5. Il résulte de tout ce qui précède que M. B A n'est pas fondé à soutenir que c'est à tort que le tribunal administratif a, par le jugement attaqué, rejeté sa demande tendant à l'annulation, d'une part, de la décision du 16 juin 2021 par laquelle le préfet de la Seine-et-Marne lui a refusé la délivrance d'une carte nationale d'identité et, d'autre part, de la décision du 20 août 2021 par laquelle le préfet de Seine-Saint-Denis l'a invité à se présenter dans ses services en vue de restitution de sa carte nationale d'identité et de son passeport. Ses conclusions d'appel qui tendent à l'annulation dudit jugement et de cette décision doivent donc être rejetées, en ce comprises celles fondées sur l'article L. 761-1 du code de justice administrative dès lors qu'il est la partie perdante dans l'instance.

DÉCIDE :

Article 1er : La requête de M. B A est rejetée.

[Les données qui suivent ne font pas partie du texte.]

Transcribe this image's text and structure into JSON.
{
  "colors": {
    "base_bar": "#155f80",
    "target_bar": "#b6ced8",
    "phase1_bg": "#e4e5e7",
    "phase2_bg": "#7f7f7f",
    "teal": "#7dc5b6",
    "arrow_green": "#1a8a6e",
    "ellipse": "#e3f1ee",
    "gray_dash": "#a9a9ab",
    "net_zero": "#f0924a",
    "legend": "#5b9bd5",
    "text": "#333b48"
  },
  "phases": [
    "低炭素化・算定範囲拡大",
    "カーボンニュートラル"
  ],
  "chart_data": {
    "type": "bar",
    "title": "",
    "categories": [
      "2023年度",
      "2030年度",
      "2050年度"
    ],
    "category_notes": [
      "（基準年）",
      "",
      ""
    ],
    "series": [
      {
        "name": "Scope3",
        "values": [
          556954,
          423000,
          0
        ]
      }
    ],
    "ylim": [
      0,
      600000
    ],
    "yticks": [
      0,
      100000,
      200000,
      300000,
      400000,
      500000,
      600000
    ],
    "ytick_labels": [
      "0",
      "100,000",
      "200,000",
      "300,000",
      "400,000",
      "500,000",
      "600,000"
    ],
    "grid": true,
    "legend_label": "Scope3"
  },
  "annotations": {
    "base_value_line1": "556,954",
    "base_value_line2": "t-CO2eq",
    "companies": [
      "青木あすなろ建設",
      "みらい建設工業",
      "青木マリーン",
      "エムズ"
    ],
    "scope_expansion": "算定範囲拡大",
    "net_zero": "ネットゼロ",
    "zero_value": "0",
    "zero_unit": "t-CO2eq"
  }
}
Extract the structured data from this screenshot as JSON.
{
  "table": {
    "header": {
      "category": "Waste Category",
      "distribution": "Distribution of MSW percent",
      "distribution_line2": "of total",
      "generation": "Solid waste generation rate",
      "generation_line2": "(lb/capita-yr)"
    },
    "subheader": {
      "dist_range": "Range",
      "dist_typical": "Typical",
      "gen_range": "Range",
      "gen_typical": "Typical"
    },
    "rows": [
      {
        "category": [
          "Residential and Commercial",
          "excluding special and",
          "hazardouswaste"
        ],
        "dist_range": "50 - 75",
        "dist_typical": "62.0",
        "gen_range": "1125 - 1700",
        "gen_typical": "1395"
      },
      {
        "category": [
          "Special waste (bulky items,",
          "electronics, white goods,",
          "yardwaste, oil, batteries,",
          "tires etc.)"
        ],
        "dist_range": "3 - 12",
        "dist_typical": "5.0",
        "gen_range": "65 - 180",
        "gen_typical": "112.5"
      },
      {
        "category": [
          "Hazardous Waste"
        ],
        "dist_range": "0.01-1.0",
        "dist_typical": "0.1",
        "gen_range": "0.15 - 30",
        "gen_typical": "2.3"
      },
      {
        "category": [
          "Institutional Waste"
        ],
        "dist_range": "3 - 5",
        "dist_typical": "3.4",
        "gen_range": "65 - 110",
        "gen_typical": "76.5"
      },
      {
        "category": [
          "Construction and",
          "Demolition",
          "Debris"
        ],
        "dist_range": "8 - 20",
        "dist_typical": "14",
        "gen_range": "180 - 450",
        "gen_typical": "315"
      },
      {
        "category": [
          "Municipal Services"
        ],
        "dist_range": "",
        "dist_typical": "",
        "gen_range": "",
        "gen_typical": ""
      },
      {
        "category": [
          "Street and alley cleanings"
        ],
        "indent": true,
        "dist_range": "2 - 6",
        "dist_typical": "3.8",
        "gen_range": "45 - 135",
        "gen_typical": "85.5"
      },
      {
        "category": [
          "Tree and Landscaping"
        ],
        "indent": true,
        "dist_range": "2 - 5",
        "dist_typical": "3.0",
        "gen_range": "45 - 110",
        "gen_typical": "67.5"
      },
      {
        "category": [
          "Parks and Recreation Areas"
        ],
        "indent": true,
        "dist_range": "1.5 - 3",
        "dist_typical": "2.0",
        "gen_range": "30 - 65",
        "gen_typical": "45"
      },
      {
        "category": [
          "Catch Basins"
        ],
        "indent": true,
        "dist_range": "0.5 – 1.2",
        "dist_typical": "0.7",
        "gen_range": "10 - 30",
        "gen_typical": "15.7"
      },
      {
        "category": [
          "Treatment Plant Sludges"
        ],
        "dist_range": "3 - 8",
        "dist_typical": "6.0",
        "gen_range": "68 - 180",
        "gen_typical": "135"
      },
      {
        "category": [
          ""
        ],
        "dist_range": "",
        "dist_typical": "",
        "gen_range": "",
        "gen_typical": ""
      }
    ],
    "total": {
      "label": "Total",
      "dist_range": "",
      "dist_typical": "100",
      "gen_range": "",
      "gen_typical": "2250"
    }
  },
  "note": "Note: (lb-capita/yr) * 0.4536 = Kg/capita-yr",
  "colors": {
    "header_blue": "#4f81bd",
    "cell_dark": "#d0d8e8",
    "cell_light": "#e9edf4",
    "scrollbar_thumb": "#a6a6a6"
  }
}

Article 2 : Le présent arrêt sera notifié à M. B A et au ministre de l'intérieur et des Outre-mer.

Copie en sera adressée au préfet de Seine-Saint-Denis et au préfet de Seine-et-Marne.

Délibéré après l'audience du 25 avril 2024, à laquelle siégeaient :

- M. Lapouzade, président de chambre,

- M. Diémert, président-assesseur,

- Mme Jasmin-Sverdlin, première conseillère.

Rendu public par mise à disposition au greffe, le 16 mai 2024.

Le rapporteur,

S. DIÉMERTLe président,

J. LAPOUZADE

La greffière,

Y. HERBER

La République mande et ordonne au ministre de l'intérieur et des Outre-mer en ce qui le concerne ou à tous commissaires de justice à ce requis en ce qui concerne les voies de droit commun contre les parties privées, de pourvoir à l'exécution de la présente décision.